By Dr. Joyce of The Caring Heart Spokane, Wa.

“Charity suffereth long, and is kind, charity envieth not, charity vaunteth not itself, is not puffed up.” (I Cor. 13:4)

Have you ever noticed how we humans tend to get stuck on our own viewpoint, our own perception of a happening, and come to some conclusion about the happening, so sure we are right?  Later, we may learn there were other factors involved, and that we were not correct at all. The truth was somewhat different. 
 
Well, why are other viewpoints important anyway?  A frozen misunderstanding is something that can hamper or even totally destroy relationships between family, friends, and co-workers for years if not talked about by each person really listening to the other and giving real credibility to what the other is saying.  Of course, each person in such a conversation needs to be kind and honest, and not manipulatory or “mud-slinging.”  Moreover, each person needs to respect the fact that something is really bothering the other person, and be considerate enough to be willing to talk about it in the first place.  Even if talking about a discord is uncomfortable for both parties at first, it should be done.  Even if the parties end up disagreeing in the end, at least they know their viewpoints and feelings have been listened to and respected.  Real resolution can break down “walls” between people and allow them to be closer than ever. 
 
We all have feelings, and if hurtful happenings are allowed to remain in people’s memories unresolved, they can lead to long-term hurt, discord, and alienation.. If someone has hurt us, even if we forgive, that doesn’t mean we will trust them again, because our perception of what kind of a person he or she is changed somewhat.   Maybe the other person’s perception of us has changed to the negative, too. 
 
It is impossible to have quality, close interpersonal relationships of harmony and real connectedness without “give and take.”  I remember my son, who works my acreage with me, saying “You are being mean to me.”  I said, “No, I’m not.”  He said, “Yes, you are.”  I finally figured it out that when he wouldn’t do a job well, or didn’t do what I asked, I would respond to him in an irritated manner, with a scowl and harsh voice.  I changed all that to reminding him with kind face and soft voice.  The result was that he does things so well now I have no cause to be irritated anyway.  We have harmony instead of repeated discord.  Harmony allows good feelings and warmth to flourish   I had to understand him and to change myself to make it happen. 
 
Keying into the viewpoint of our animals is extremely important, too.  I know that Shauna, year old puppy, has chewed up a lot of things because she’s teething, and because she has separation anxiety when I’m gone for awhile.  I know that usually marvelous cat Sparkles suddenly attacks and bites me sometimes in that  I’ve read that 20% of cats do that, reason unknown.  We need to take their point of view, too, and not just think they are being “mean and awful.” 
 
We have to be humble to take seriously someone else’s point of view, be they human or animal. 

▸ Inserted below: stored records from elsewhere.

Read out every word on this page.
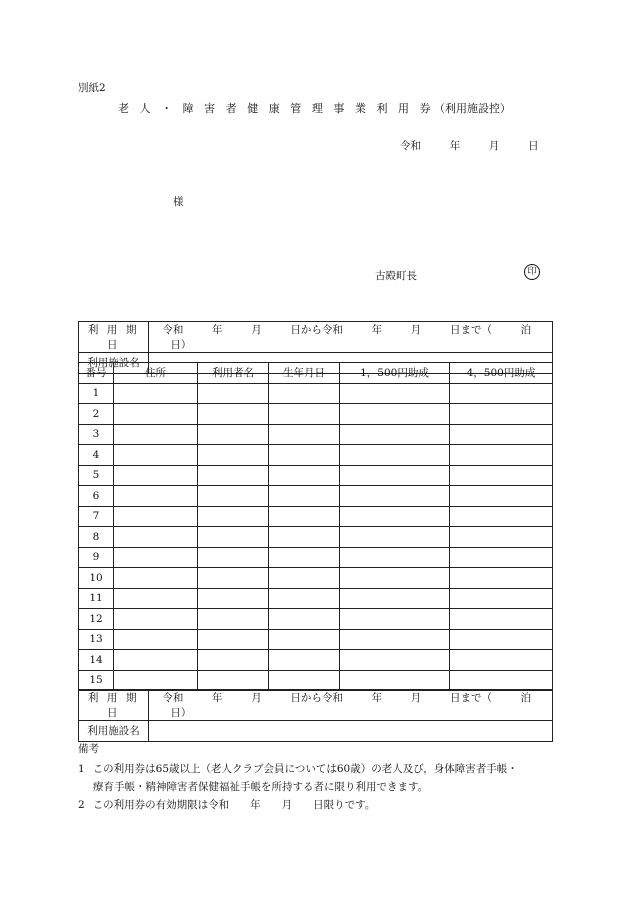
別紙2
老 人 ・ 障 害 者 健 康 管 理 事 業 利 用 券（利用施設控）
令和	年	月	日
様
古殿町長	印
利 用 期 日	令和 年 月 日から令和 年 月 日まで（ 泊  日）
利用施設名	
番号	住所	利用者名	生年月日	1，500円助成	4，500円助成
1					
2					
3					
4					
5					
6					
7					
8					
9					
10					
11					
12					
13					
14					
15					
利 用 期 日	令和 年 月 日から令和 年 月 日まで（ 泊  日）
利用施設名	
備考
1 この利用券は65歳以上（老人クラブ会員については60歳）の老人及び，身体障害者手帳・
療育手帳・精神障害者保健福祉手帳を所持する者に限り利用できます。
2 この利用券の有効期限は令和　　年　　月　　日限りです。
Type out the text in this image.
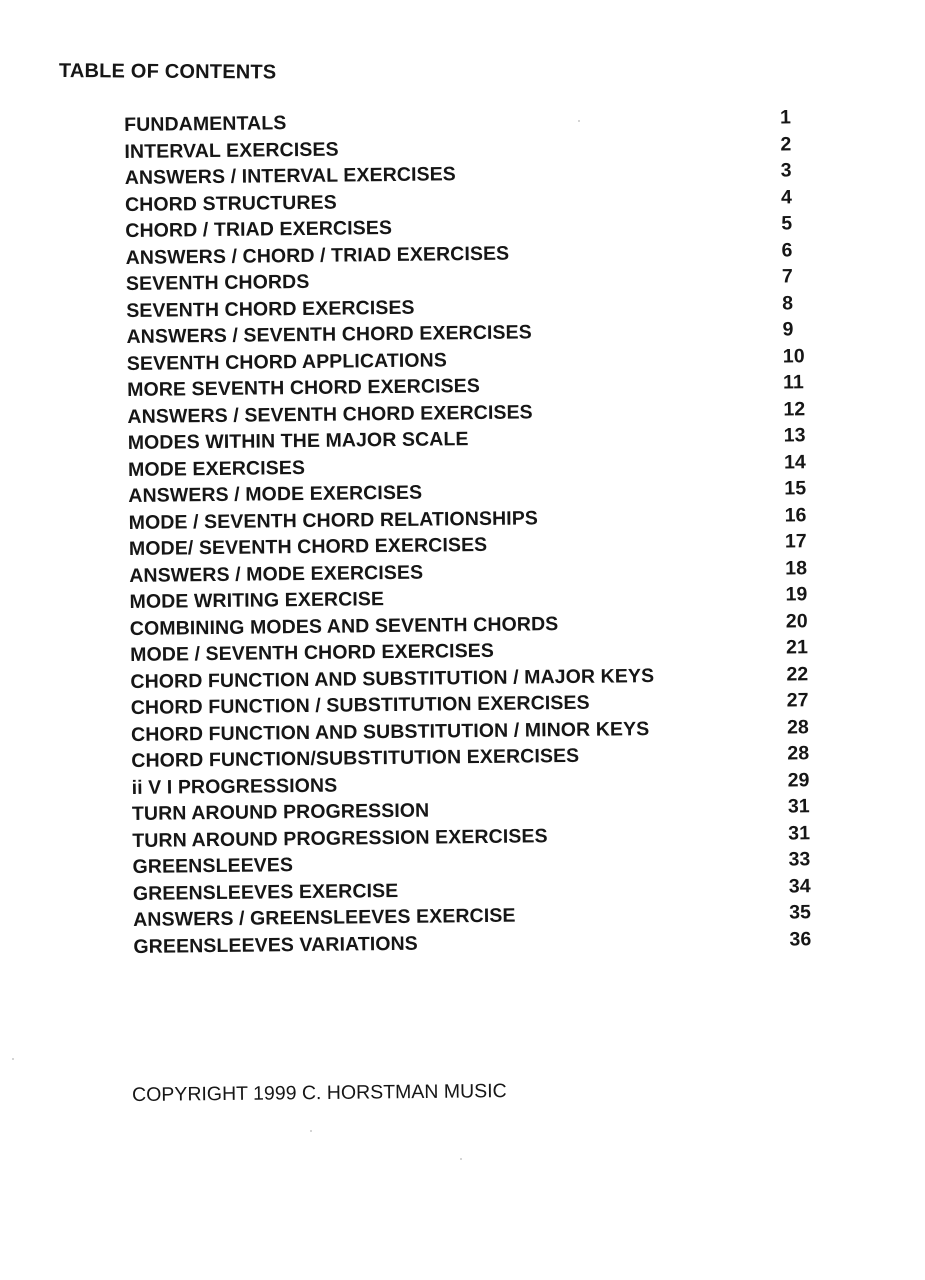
TABLE OF CONTENTS
FUNDAMENTALS	1
INTERVAL EXERCISES	2
ANSWERS / INTERVAL EXERCISES	3
CHORD STRUCTURES	4
CHORD / TRIAD EXERCISES	5
ANSWERS / CHORD / TRIAD EXERCISES	6
SEVENTH CHORDS	7
SEVENTH CHORD EXERCISES	8
ANSWERS / SEVENTH CHORD EXERCISES	9
SEVENTH CHORD APPLICATIONS	10
MORE SEVENTH CHORD EXERCISES	11
ANSWERS / SEVENTH CHORD EXERCISES	12
MODES WITHIN THE MAJOR SCALE	13
MODE EXERCISES	14
ANSWERS / MODE EXERCISES	15
MODE / SEVENTH CHORD RELATIONSHIPS	16
MODE/ SEVENTH CHORD EXERCISES	17
ANSWERS / MODE EXERCISES	18
MODE WRITING EXERCISE	19
COMBINING MODES AND SEVENTH CHORDS	20
MODE / SEVENTH CHORD EXERCISES	21
CHORD FUNCTION AND SUBSTITUTION / MAJOR KEYS	22
CHORD FUNCTION / SUBSTITUTION EXERCISES	27
CHORD FUNCTION AND SUBSTITUTION / MINOR KEYS	28
CHORD FUNCTION/SUBSTITUTION EXERCISES	28
ii V I PROGRESSIONS	29
TURN AROUND PROGRESSION	31
TURN AROUND PROGRESSION EXERCISES	31
GREENSLEEVES	33
GREENSLEEVES EXERCISE	34
ANSWERS / GREENSLEEVES EXERCISE	35
GREENSLEEVES VARIATIONS	36

COPYRIGHT 1999 C. HORSTMAN MUSIC
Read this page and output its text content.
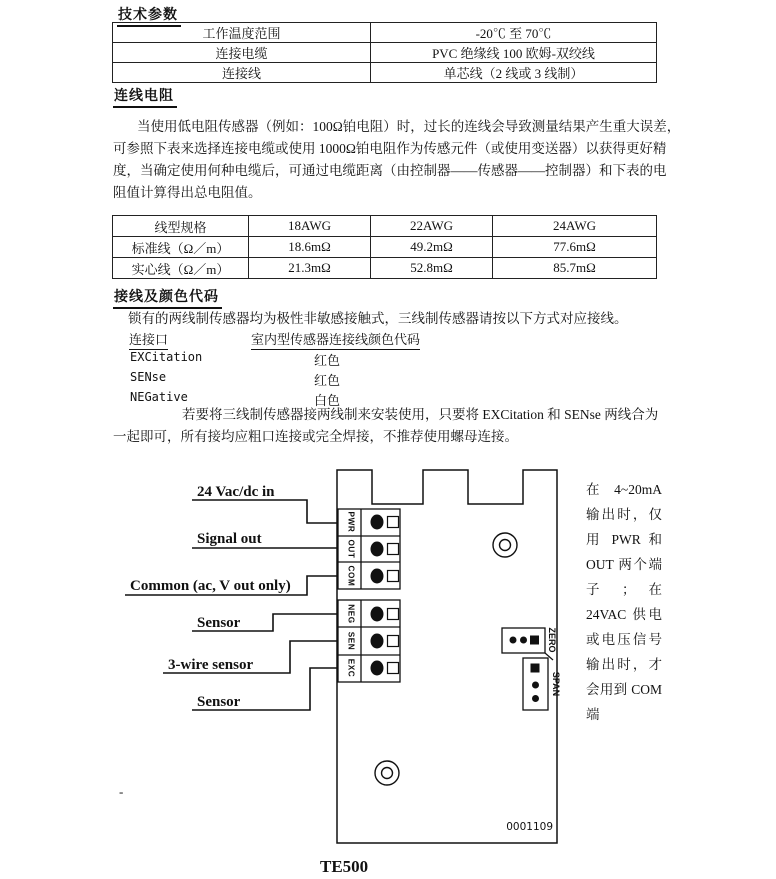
技术参数
工作温度范围	-20℃ 至 70℃
连接电缆	PVC 绝缘线 100 欧姆-双绞线
连接线	单芯线（2 线或 3 线制）
连线电阻
当使用低电阻传感器（例如：100Ω铂电阻）时，过长的连线会导致测量结果产生重大误差，
可参照下表来选择连接电缆或使用 1000Ω铂电阻作为传感元件（或使用变送器）以获得更好精
度，当确定使用何种电缆后，可通过电缆距离（由控制器——传感器——控制器）和下表的电
阻值计算得出总电阻值。
线型规格	18AWG	22AWG	24AWG
标准线（Ω／m）	18.6mΩ	49.2mΩ	77.6mΩ
实心线（Ω／m）	21.3mΩ	52.8mΩ	85.7mΩ
接线及颜色代码
锁有的两线制传感器均为极性非敏感接触式，三线制传感器请按以下方式对应接线。
连接口	室内型传感器连接线颜色代码
EXCitation	红色
SENse	红色
NEGative	白色
若要将三线制传感器接两线制来安装使用，只要将 EXCitation 和 SENse 两线合为
一起即可，所有接均应粗口连接或完全焊接，不推荐使用螺母连接。
24 Vac/dc in
Signal out
Common (ac, V out only)
Sensor
3-wire sensor
Sensor
PWR
OUT
COM
NEG
SEN
EXC
ZERO
SPAN
0001109
TE500
-
在 4~20mA
输出时，仅
用 PWR 和
OUT 两个端
子 ； 在
24VAC 供电
或电压信号
输出时，才
会用到 COM
端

We need to really respect their intelligence and full personhood.  When we really respect someone, we send the message we care about them, love them, and value them.  But when we won’t listen, we send the message we don’t care about them or love them.   Even though they may not consciously think about it, the impact on them is that they believe they are of little or no value to us, or of little or no value period!   
 
This message has been hard for me to write.  I hope God has given me the words to adequately describe to you this important area of living together.  Perhaps few people ever think about it, but the need is so great to really connect and communicate with one another for the sake of Christ, for the sake of our world, and for the sake of one another and our animals. The truth really can set us free!!